研究課題
基盤研究(C)
1)特異的な神経伝達系の傷害に対しての神経移植療法によるシナプス機能再生過程を評価するためパーキンソン病モデル動物に対する胎児ドーパミンニューロン移植実験を継続して行なった。パーキンソンモデルラットのPET画像にて廃絶していたトランスポーターが細胞移植4週間後に増加していく様子を同一個体で追跡し、ドーパミントランスポーター機能によって画像化されるシナプス前機能と、D2受容体計測により明らかにされるシナプス後機能評価を平行して行った。同一個体で複数の計測を経時的にできるPETならではの実験法である。中型動物用PET計測に加え研究期間内に新たに導入された小型動物用のmicro-PETの稼働を開始し、さらに解剖学的な解像度の増した実験系で研究を継続した。2)同じ実験系を用い神経細胞移植による行動変化の定量的評価を加えることで神経移植の効果を明らかにし、一個体での経時的な動物PETによる記録と対比し、行動と受容体計測の定量的評価を対比した。複数の論文として発表した3)全脳に分布する神経細胞の損傷時の機能評価を可能とするための受容体計測法の開発を行なった。パーカッションモデルラットによる神経外傷モデルを作成し、オートラジオグラフィー法を用いた神経受容体計測と高次脳機行動解析(open-field、T-maze test、water maze)による神経伝達異常に関する検討を開始した。
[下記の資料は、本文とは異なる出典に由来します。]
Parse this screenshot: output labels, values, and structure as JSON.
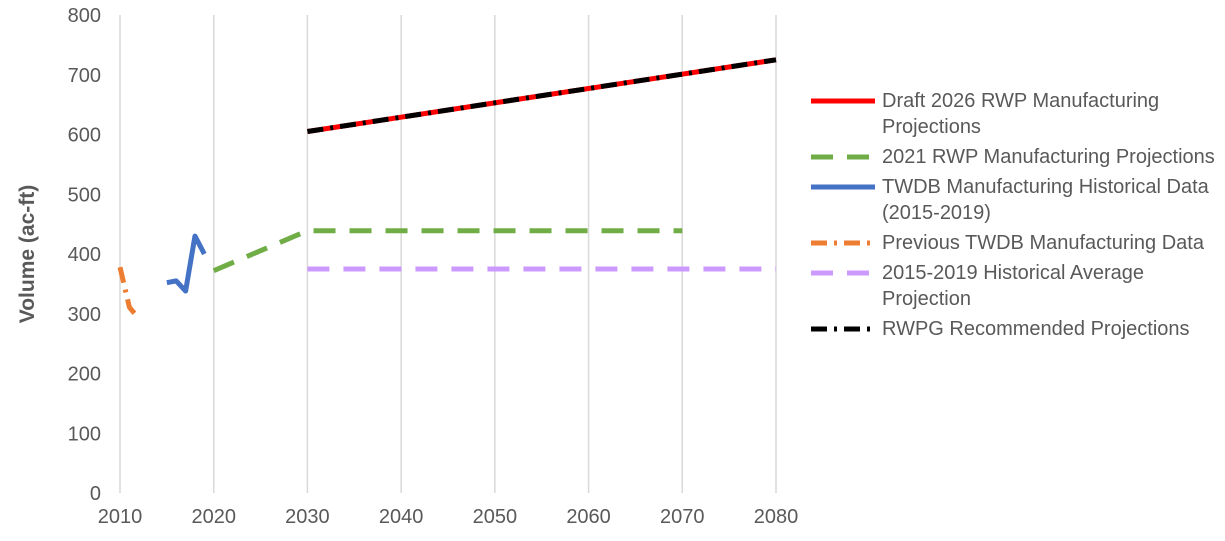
{
  "chart_data": {
    "type": "line",
    "ylabel": "Volume (ac-ft)",
    "xlim": [
      2010,
      2080
    ],
    "ylim": [
      0,
      800
    ],
    "x_ticks": [
      "2010",
      "2020",
      "2030",
      "2040",
      "2050",
      "2060",
      "2070",
      "2080"
    ],
    "y_ticks": [
      "0",
      "100",
      "200",
      "300",
      "400",
      "500",
      "600",
      "700",
      "800"
    ],
    "grid": "vertical",
    "legend_position": "right",
    "series": [
      {
        "name": "Draft 2026 RWP Manufacturing Projections",
        "color": "#ff0000",
        "style": "solid",
        "points": [
          [
            2030,
            605
          ],
          [
            2080,
            725
          ]
        ]
      },
      {
        "name": "2021 RWP Manufacturing Projections",
        "color": "#70ad47",
        "style": "dashed",
        "points": [
          [
            2020,
            372
          ],
          [
            2030,
            439
          ],
          [
            2040,
            439
          ],
          [
            2050,
            439
          ],
          [
            2060,
            439
          ],
          [
            2070,
            439
          ]
        ]
      },
      {
        "name": "TWDB Manufacturing Historical Data (2015-2019)",
        "color": "#4472c4",
        "style": "solid",
        "points": [
          [
            2015,
            352
          ],
          [
            2016,
            355
          ],
          [
            2017,
            338
          ],
          [
            2018,
            430
          ],
          [
            2019,
            400
          ]
        ]
      },
      {
        "name": "Previous TWDB Manufacturing Data",
        "color": "#ed7d31",
        "style": "dash-dot",
        "points": [
          [
            2010,
            378
          ],
          [
            2011,
            311
          ],
          [
            2012,
            292
          ]
        ]
      },
      {
        "name": "2015-2019 Historical Average Projection",
        "color": "#cc99ff",
        "style": "dashed",
        "points": [
          [
            2030,
            375
          ],
          [
            2080,
            375
          ]
        ]
      },
      {
        "name": "RWPG Recommended Projections",
        "color": "#000000",
        "style": "dash-dot",
        "points": [
          [
            2030,
            605
          ],
          [
            2080,
            725
          ]
        ]
      }
    ]
  }
}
受傷部位を中心に広汎に広がるグリア反応を描出できる末梢性ベンゾジアゼピン受容体計測をPETにて行った(論文準備中)4)ラットや脳外科手術で得られたヒト脳のスライスを培養液内で神経活動を保った状態で神経刺激を加えその神経反応伝播を光学計測法とポジトロン標式リガンドによるブドウ糖代謝計測を組み合わせて解析する新しい手法を確立し後者に関して論文発表するとともにデーターを蓄積した。